Jim KABLE | 04 July 2023  

Thank you for another thought provoking article. I am reminded of my late Uncle, a Victorian Western District dairy farmer. I loved talking my Uncle about all sorts of things, including politics. On one occasion during one conversation, I was moaning about the poor state of the nation and what a mess things were. He didn't disagree but asked me whether I was a member of a political party. I had to confess that I wasn't. His point being that if I was that worried I should get involved and take some do something about it. We all do need to pay attention, but we also should get involved, if only in some small way.

Stephen | 05 July 2023  

Again thank you Gillian for so many words of wisdom and lessons from history that we do well to remember. Yes, it is very important to stay vigilant and hang on to common sense.

Maggie | 06 July 2023  

The world certainly needs myriads of John Philpot Currans. Thank you for the article and I shall delve into researching Mr Curran's life & works

Stathis T | 07 July 2023  

I had known of the Acton quote, but, until I read your excellent article Gillian, I had not traced it through to its source, a letter Acton wrote to Mandell Creighton, an Anglican bishop, objecting to the latter's advocacy of absolutism in both Church and State. It was a seminal statement for the West. Sadly, with the way both Church and State are going, we seem to have the absolutism of the befuddled. Simon Crean was quite correct in objecting to the Iraq War, which wreaked devastation on that country and led to the rise of ISIS: a bit like Sowing the Dragon's Teeth. Politically, we seem extremely confused in the West, and, in some countries, like the USA and France, commit self-harm on a massive scale. Things are not as bad in Australia, but I think we are faced with massive obfuscation on certain issues. We need some clarity here and politicians of integrity with some vision, who can communicate in Plain English.
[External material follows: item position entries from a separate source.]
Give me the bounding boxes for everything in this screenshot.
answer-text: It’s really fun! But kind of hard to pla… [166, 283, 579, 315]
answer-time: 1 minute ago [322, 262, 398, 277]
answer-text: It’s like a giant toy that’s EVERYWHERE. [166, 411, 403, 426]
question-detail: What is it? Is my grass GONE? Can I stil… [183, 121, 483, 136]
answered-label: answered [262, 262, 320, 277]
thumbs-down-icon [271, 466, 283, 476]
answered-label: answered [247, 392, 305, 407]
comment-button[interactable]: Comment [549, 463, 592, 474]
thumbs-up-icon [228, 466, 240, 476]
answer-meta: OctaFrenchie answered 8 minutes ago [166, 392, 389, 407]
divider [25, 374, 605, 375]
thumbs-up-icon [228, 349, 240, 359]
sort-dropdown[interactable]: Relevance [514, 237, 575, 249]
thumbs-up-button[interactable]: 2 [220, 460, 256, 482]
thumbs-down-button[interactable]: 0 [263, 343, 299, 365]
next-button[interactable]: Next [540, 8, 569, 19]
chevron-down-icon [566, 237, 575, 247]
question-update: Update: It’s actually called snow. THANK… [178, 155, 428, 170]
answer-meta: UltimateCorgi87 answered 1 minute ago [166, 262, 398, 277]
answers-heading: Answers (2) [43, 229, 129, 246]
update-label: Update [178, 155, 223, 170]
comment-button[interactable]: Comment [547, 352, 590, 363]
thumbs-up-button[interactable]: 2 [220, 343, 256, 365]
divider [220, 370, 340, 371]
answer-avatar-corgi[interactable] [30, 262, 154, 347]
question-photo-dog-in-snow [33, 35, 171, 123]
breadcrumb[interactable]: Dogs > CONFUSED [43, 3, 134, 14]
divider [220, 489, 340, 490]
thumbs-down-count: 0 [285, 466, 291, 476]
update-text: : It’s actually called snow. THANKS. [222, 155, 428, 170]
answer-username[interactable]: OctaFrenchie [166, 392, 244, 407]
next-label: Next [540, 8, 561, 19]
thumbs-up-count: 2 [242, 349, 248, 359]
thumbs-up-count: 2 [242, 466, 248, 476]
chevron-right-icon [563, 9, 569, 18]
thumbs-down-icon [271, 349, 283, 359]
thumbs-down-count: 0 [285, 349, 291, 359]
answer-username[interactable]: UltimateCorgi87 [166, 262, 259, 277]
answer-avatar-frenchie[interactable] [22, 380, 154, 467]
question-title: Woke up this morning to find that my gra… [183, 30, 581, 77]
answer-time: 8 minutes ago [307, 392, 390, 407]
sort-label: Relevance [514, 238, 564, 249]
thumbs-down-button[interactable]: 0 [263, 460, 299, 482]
Edward Fido | 07 July 2023  

As always, I’m impressed and enlightened by your historical knowledge and found this essay extremely interesting. Navalny is indeed an inspirational man, much more so than Prigozhin, although I have no doubt that the latter will live in fear for his life. I’m glad your grandson voted. I get tired of people complaining about having to do so. It’s such a privilege and we can only imagine what life might be like in Afghanistan today if casting a ballot were compulsory and preventing someone (notably women) were illegal!

Juliet | 07 July 2023  

Thank you, Gillian, for your usual incisive helicopter view of global affairs, past , present and future. Acton's comment remains all too true today but what remains amazing -- and comforting -- is that there always seem to be brave men like Navalny ready to take the risks of doing what they see as i their duty. Curran was another courageous man who was willing to take the risk of defending unpopular men.
I do not wish to sound like a rabid feminist, but what about the women who over the ages have stood up to be counted ? They don't have to be as violent as Charlotte Corday but they selflessly defend hundreds of small unseen liberties in "the long level hours of every day".